Customizable options:

import pandas as pd 
from AutoFeatureEnginerring import AutoFeatureEngineering

# get the data 
data = pd.read_csv(r"https://raw.githubusercontent.com/RAravindDS/auto_fe/main/research/train.csv")

# impute with your own algorithm!
out_df = auto_fe_obj.auto_fe(int_imputation_method = 'KnnImputer')  # this will impute the values with KnnImputer 
out_df = auto_fe_obj.auto_fe(int_imputation_method = 'mice') # this will impute the values with mice imputer  with default values!

Bonus Methods!

example
import pandas as pd 
from AutoFeatureEnginerring import AutoFeatureEngineering

# get the data 
data = pd.read_csv(r"https://raw.githubusercontent.com/RAravindDS/auto_fe/main/research/train.csv")
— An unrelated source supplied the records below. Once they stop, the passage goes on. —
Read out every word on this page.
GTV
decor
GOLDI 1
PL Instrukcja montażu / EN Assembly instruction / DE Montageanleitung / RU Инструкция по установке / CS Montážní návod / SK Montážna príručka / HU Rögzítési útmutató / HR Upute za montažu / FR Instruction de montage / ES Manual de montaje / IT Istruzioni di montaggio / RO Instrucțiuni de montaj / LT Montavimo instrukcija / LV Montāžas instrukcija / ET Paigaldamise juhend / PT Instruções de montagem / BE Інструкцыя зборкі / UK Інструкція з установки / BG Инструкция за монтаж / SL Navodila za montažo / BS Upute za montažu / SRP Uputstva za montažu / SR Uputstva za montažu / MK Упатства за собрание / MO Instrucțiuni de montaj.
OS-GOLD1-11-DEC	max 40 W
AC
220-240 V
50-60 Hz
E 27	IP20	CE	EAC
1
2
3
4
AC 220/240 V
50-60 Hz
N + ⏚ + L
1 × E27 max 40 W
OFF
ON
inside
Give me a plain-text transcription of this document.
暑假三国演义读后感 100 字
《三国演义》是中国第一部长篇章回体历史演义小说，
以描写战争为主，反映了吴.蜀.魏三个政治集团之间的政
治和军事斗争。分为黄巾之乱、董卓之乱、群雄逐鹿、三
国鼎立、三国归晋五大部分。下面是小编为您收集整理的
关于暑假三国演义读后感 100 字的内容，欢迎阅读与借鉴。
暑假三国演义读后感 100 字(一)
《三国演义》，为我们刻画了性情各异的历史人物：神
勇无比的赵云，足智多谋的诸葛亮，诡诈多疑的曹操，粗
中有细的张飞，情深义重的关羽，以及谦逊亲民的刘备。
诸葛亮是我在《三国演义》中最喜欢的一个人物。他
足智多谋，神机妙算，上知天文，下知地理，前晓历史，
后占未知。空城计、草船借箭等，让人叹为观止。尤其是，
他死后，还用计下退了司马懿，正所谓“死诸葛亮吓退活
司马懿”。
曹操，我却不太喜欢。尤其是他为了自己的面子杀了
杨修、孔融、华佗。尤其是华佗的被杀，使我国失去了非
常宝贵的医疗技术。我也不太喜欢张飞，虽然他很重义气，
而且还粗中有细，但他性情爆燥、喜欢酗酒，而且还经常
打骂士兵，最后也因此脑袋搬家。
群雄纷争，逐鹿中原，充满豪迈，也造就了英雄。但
# it will grab the numerical columns
auto_fe_obj.int_columns()  # It will grab the numerical columns! 

# it will grab the categorical columns
auto_fe_obj.string_columns()

# grabbing missing values based on datatype 
categorical_missing_col, numerical_missing_col, non_missing_col = auto_fe_obj.get_missing_values()   # It will return the dataframe!
# it contains missing values based on datatypes!